Minden (usk). Die Kenner der Szene hatten längst geahnt, dass der Mindener Richard Wagner Verband dem „Fliegenden Hollän­der" von 2002 etwas gleichrangiges folgen lassen wollte. Jetzt machte die Vorsitzende Jutta Hering-Winckler den Spekula­tionen ein Ende.

Keith Warner machte sich gestern ein Bild vom Mindener Stadttheater. Kleine Bühne, große Möglichkeiten lautete seine Erkenntnis.

Foto: Udo Stephan Köhne


„Wir möchten auf den Erfolg der vergangenen Wagner-Oper zurückgreifen und die Begeisterung für ein neues Projekt nutzen", sagte die umtriebige Wagnerianerin gestern. Im Oktober 2005 soll Richard Wagners „Tannhäuser" am Mindener Stadttheater Premiere haben. Die Nordwestdeutsche Philharmonie wird den Orchesterpart übernehmen, eine Serie von et­wa zehn Aufführungen wird (wenn alles wie geplant läuft) Stadt und Region in ein großes Wagner-Fieber versetzen.

Um dies zu garantieren, wurde ein Joker ins Spiel gebracht. Mit der Verpflichtung von Keith Warner, der bereits im Wagner-Mekka Bayreuth inszeniert hat, ist eine kleine Sensation gelungen. Der an den größten Bühnen der Welt gefragte Regiemeister hat seine Zusage gegeben, in der Weserstadt zu arbeiten. Jetzt kam der gebürtige Londoner, der gerade den „Ring" in seiner Heimatstadt für Covent Garden und die „Götterdämmerung" für Tokio vorbereitet, nach Minden. Er besichtigte das Stadttheater, inspizierte die Bühnenverhältnisse und machte sich erste Gedanken zum Stück.

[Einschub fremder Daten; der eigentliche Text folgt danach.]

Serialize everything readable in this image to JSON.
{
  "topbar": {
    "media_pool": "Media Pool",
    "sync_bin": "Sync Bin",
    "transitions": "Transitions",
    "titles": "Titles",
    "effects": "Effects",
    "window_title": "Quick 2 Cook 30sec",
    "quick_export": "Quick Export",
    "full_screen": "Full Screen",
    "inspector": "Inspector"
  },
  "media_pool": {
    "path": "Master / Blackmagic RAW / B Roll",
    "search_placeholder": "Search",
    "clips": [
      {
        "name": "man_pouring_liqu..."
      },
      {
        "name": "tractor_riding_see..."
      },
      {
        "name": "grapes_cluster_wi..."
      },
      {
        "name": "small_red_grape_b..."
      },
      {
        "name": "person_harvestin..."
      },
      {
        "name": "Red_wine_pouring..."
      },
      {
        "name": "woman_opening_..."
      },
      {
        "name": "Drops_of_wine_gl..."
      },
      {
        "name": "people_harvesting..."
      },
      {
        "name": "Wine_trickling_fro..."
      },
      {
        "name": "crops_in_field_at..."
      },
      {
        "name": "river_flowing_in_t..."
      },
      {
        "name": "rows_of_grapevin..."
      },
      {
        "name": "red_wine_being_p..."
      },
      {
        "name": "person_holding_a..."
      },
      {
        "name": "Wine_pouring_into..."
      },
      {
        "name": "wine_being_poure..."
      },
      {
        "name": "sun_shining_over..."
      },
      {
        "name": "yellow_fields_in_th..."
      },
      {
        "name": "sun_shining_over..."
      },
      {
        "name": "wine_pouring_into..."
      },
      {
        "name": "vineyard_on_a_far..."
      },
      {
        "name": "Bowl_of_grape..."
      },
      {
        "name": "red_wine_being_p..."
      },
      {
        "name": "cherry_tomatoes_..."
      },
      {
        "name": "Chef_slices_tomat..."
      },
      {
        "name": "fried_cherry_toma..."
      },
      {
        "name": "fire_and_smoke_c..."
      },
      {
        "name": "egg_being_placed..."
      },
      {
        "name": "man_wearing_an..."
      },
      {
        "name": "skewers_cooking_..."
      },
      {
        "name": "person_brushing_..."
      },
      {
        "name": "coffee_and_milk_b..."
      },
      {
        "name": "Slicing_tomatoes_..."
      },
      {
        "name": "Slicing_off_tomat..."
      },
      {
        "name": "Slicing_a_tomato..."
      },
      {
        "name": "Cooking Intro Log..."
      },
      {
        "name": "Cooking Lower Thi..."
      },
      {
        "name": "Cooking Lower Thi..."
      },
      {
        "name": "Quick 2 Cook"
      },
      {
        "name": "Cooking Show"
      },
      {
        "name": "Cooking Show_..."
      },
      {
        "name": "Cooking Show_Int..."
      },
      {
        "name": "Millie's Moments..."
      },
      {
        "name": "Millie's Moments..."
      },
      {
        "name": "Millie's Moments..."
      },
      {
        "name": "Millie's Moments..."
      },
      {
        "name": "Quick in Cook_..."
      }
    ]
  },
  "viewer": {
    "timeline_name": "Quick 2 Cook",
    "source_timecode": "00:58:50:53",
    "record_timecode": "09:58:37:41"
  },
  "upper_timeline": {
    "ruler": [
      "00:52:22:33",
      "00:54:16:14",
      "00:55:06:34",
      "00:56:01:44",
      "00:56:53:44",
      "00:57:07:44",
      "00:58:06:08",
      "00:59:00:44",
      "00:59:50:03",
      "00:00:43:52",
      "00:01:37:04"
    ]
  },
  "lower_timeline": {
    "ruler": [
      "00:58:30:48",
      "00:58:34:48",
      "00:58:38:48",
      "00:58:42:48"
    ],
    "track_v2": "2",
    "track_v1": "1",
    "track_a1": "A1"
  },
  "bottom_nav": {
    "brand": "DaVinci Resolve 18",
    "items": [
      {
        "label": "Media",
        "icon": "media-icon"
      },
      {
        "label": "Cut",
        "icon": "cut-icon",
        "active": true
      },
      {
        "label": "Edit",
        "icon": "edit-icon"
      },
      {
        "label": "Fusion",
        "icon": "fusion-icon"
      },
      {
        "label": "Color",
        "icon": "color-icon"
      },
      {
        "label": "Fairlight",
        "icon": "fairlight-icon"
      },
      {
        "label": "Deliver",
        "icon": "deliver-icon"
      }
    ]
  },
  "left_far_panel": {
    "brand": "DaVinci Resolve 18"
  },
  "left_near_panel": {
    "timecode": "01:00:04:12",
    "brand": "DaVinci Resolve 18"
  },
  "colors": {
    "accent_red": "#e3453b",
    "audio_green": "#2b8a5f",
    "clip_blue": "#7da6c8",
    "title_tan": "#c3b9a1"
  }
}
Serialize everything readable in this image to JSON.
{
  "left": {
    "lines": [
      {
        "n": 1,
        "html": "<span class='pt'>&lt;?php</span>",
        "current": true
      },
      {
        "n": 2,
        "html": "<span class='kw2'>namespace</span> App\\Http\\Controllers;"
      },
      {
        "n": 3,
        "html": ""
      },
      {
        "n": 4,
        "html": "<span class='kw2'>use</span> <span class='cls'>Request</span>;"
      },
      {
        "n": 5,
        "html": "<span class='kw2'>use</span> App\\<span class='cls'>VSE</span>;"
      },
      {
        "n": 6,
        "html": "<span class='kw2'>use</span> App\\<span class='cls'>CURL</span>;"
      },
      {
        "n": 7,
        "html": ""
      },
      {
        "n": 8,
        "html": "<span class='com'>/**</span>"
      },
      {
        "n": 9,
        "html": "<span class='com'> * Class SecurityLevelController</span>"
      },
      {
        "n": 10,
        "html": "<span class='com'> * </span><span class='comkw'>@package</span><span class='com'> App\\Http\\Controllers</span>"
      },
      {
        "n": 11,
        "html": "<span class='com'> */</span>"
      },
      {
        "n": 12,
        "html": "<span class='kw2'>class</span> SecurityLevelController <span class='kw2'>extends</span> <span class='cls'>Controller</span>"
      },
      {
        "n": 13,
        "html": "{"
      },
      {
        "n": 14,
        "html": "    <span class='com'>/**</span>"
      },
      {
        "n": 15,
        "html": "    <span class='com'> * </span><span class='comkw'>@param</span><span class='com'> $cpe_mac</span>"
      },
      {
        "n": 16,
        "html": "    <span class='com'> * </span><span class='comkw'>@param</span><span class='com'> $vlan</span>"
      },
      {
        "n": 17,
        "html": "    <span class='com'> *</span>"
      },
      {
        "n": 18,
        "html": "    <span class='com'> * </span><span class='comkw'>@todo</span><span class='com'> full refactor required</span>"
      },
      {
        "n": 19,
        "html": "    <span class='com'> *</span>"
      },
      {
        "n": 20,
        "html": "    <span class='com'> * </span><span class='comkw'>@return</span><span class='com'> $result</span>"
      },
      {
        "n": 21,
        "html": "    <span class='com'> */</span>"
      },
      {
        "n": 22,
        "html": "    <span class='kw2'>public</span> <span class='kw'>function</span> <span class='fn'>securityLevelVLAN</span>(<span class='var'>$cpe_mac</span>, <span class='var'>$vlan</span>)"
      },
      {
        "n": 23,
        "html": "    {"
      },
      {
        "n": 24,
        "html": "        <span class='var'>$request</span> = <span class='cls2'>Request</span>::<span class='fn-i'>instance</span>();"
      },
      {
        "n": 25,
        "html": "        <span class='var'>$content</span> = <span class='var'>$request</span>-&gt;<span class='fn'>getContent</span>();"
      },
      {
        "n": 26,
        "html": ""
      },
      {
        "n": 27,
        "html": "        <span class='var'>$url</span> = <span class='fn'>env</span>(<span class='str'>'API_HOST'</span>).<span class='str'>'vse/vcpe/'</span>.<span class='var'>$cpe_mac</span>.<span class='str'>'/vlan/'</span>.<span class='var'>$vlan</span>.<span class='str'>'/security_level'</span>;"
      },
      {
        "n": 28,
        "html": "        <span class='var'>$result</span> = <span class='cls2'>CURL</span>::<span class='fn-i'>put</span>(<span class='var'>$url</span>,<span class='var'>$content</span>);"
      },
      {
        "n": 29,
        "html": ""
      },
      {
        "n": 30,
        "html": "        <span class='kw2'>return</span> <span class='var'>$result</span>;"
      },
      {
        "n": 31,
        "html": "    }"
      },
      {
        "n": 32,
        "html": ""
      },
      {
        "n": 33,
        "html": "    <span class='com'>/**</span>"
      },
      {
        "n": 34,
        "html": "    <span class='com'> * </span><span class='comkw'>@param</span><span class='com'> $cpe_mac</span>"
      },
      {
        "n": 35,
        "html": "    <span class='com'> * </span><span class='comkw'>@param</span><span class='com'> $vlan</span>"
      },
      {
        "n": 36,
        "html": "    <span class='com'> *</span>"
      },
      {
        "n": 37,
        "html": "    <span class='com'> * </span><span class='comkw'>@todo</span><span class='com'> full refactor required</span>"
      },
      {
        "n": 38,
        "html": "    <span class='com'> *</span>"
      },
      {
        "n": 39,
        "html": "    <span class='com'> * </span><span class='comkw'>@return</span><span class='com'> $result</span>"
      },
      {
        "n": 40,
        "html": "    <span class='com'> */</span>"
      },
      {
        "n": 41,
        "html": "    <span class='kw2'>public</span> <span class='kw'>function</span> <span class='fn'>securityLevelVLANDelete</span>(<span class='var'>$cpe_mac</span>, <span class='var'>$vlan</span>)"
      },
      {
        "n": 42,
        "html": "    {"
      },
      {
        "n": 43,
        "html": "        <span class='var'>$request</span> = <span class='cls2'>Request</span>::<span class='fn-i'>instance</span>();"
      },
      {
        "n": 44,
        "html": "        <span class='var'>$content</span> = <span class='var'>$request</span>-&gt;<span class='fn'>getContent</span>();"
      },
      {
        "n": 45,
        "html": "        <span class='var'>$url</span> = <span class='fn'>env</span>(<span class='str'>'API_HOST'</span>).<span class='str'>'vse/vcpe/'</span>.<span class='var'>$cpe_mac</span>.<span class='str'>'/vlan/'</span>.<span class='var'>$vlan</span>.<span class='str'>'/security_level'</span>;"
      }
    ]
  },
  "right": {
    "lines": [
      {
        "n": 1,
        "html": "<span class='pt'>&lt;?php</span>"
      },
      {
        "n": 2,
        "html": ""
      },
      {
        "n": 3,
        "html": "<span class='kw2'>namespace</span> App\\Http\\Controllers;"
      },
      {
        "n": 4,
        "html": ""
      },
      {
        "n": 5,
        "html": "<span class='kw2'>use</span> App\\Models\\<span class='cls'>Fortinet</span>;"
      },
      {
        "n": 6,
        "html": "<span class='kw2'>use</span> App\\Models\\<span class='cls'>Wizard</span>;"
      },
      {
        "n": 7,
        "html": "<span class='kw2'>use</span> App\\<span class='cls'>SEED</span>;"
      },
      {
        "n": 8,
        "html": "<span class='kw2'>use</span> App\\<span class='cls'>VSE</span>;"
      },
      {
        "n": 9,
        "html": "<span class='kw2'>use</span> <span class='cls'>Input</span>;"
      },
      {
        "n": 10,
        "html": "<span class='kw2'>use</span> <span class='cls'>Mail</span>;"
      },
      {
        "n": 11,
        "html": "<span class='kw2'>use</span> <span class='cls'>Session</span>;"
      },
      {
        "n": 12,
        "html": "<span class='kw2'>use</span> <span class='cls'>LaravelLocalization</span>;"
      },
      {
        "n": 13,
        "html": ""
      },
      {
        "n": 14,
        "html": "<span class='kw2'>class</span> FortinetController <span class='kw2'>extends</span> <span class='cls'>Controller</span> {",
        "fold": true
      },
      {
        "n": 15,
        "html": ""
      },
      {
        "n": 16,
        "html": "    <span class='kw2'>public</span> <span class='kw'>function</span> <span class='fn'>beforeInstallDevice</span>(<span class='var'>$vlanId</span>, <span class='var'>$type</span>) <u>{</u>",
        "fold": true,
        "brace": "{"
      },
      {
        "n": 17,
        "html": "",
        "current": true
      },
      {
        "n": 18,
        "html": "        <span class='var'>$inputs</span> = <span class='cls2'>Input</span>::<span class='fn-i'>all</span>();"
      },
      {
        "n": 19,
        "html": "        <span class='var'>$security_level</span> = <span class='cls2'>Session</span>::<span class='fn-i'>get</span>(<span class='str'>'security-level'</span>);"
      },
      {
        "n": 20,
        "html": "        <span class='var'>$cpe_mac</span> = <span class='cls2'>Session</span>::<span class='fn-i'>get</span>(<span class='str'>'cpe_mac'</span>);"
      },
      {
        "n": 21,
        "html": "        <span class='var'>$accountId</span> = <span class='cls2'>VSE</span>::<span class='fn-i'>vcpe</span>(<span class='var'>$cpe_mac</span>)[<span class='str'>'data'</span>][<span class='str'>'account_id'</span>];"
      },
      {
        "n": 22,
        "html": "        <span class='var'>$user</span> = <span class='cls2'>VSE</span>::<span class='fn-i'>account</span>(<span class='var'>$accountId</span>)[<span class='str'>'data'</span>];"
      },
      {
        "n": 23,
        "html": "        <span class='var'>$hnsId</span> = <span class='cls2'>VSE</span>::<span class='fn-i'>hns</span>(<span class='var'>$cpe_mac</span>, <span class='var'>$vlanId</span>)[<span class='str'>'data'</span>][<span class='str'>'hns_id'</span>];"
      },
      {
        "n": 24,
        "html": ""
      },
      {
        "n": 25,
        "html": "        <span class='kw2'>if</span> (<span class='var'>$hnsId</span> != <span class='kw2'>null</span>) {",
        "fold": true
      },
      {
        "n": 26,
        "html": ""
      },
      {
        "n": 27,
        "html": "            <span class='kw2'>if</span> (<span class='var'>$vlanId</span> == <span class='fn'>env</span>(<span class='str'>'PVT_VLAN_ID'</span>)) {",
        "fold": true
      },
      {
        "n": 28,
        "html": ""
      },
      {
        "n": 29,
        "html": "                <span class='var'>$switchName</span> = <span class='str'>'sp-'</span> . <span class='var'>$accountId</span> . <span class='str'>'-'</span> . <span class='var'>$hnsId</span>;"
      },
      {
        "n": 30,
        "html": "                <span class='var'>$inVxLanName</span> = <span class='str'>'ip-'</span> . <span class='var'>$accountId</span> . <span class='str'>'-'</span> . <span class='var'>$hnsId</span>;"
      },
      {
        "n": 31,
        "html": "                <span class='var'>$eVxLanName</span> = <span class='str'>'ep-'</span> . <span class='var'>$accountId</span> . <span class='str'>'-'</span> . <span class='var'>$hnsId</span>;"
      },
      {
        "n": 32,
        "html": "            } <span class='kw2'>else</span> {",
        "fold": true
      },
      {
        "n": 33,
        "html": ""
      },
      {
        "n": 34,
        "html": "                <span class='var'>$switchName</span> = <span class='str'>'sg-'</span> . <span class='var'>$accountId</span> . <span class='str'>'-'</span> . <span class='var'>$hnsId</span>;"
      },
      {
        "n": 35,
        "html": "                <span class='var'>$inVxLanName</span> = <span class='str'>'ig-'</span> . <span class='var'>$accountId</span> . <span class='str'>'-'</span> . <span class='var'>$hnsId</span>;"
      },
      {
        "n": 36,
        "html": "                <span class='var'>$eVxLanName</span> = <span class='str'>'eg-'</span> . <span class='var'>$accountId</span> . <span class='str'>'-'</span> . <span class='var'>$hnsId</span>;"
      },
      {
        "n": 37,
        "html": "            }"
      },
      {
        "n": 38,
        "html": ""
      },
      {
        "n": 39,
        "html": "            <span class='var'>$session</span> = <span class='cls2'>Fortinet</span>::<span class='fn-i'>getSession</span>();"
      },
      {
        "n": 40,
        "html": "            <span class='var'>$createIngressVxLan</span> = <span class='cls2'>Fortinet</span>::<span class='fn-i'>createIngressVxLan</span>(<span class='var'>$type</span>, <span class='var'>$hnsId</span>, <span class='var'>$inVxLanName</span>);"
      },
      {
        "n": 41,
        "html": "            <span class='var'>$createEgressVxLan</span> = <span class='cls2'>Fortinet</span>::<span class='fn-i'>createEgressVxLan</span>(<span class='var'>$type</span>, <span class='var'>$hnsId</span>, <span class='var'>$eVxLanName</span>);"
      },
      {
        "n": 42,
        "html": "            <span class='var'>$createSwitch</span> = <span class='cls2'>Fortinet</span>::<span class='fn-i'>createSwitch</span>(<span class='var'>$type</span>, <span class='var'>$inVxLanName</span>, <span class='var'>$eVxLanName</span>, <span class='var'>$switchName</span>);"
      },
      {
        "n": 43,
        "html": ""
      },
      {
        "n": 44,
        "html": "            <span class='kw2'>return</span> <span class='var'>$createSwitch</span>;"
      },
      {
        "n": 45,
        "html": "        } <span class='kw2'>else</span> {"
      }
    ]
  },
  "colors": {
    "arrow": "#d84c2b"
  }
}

Natürlich habe er einen Schreck bekommen, als er die kleine Mindener Bühne gesehen habe, gibt der sympathisch plaudernde Künstler zu. Und ergänzt lachend, dass der Schrecken bis zur Premiere anhalten werde. Doch schnell fängt er sich, kommt über Stück und Theater ins Sinnieren. Gefragt wie der Mindener „Tannhäuser" szenisch aussehen wird, antwortet er wie Parsifal: „Das weiß ich nicht." Über die Herausforderungen einer kleinen Bühne gerät er ins Schwärmen. Hier seien schließlich Dinge möglich, die an großen Bühnen nicht funktionieren. Die Nähe zum Publikum findet Warner ebenso spannend wie die Möglichkeit, Sänger kammerspielartig miteinander agieren zu lassen.

Warner euphorisch: „Ich liebe das"

„Sehr interessant, ist nicht normal", hört man aus seinem Mund, und es ist nicht pure Höf­lichkeit, wenn er es sagt, son­dern echte Überzeugung. Warner erklärt, dass er kleine Regungen der Darsteller wird zeigen können, psychologische Dinge betonen kann. „Ich liebe das", sagt er in ausdrucksstarkem Deutsch, um dann Jutta Hering-Wincklers Teil an dem Projekt herauszustellen. Ihre Leidenschaft habe ihn letztlich dazu gebracht, Minden ins Visier zu nehmen.

Natürlich soll der „Tannhäuser" auch wieder die Jugend begeistern, ergänzt die Vorsitzende des Wagner Verbandes. Projektbegleitung in Schulen wird es geben, dazu spezielle Schüleraufführungen am Vormittag.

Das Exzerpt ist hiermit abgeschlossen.